NONPARAMETRIC INFERENCE UNDER CONSTRAINTS
The greater part of contemporary nonparametric inference employs
methods that are linear in the data. The exceptions to this rule
generally involve estimators with empirically chosen tuning
parameters; examples of those parameters include the bandwidth in
kernel-type estimation, and the threshold in wavelet methods.
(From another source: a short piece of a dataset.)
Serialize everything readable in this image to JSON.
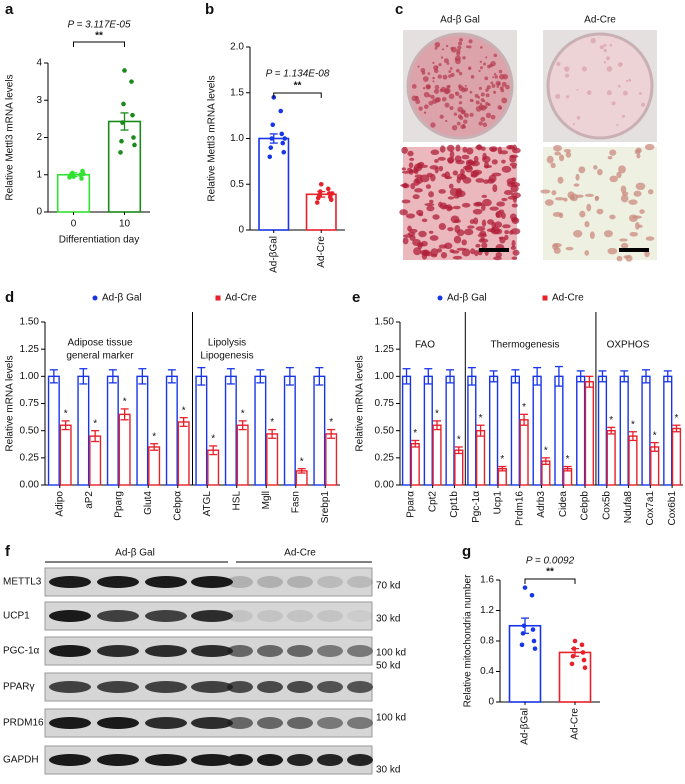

Nevertheless, the estimator is still ``intrinsically'' linear, not
least because its first-order theoretical properties are equivalent
to those of a linear estimator.This linearity is largely a reflection of the fact that no
constraints are imposed. Indeed, in the context of unconstrained
inference there exist several results (for example, those of
Jianqing Fan in the case of local linear regression) which show
that often, no substantial improvement in mathematical performance
can be gained by using other than linear methods.However, if qualitative order-type constraints are to be imposed
on a curve estimator (for example, constraints of monotonicity or
unimodality of a regression estimator or a density estimator) then
it will often be necessary for estimators to depart significantly
from linearity, at least in places where a linear estimator would
violate the constraint. In such instances, first-order asymptotic
properties of the estimator may be altered. We shall discuss ways
of achieving qualitative constraints.Other, quantitative constraints are sometimes of interest. They
include constraints that reduce the size of bias or variance. In
the former case, the mean squared error of nonparametric curve
estimators can be reduced by an order of magnitude, and in the
latter, relatively robust estimators in a variety of different
settings may be obtained. Quantitative constraints are often also
important when using nonparametric empirical methods (for example,
the bootstrap) to test a hypothesis. In particular, when the
bootstrap is employed to test the hypothesis that a sampled
distribution has zero skewness, against the complementary
alternative, we usually wish to resample in such a way that the
empirical distribution reflects the null hypothesis. This
requires a quantitative constraint to be imposed on the empirical
distribution.The talk will address a variety of problems of this type.
LECTURE 2
NONPARAMETRIC METHODS FOR DECONVOLVING MULTIPERIODIC FUNCTIONS
Time series describing the intensity of radiation from stars can be
used to classify the stars into types, particularly if the radiation
is periodic or can be expressed as the convolution of a small number
of periodic functions. Signals of the latter type are conveniently
referred to as ``multiperiodic functions.'' Classification can
involve accessing the individual periodic components, which generally
correspond to different sources of radiation and have intrinsic
physical meaning. Therefore they need to be ``deconvolved'' from the
mixture. We shall discuss a combination of kernel and orthogonal
series methods for performing the deconvolution, and show how to
estimate both the sequence of periods and the periodic functions
themselves. Particular attention will be paid to the issue of
identifiability, in a nonparametric sense, of the components. This
aspect of the problem exhibits unusual features, and has connections
to number theory, as too do convergence rates of estimators.
LECTURE 3
SIGNAL ANALYSIS USING NONUNIFORM SAMPLING RATES
Techniques for digital signal analysis involve sampling data
repeatedly in time. Recent research suggests that the sampling
rate should vary temporally, and should depend on empirical
assessment of signal complexity. A signal of given duration,
sampled the same total number of times, can potentially be
recovered at higher fidelity if the sampling rate is varied so
that relatively more data are sampled when the signal is more
complex. In some, perhaps most, applications this requires
real-time analysis of signal complexity, as well as algorithms
for rapidly switching from one sampling rate to another. It has
been suggested that procedures of this type be used for both
data transmission and storage. Properties of these procedures
will be discussed, in the contexts of wavelet-based as well as
more conventional denoising techniques.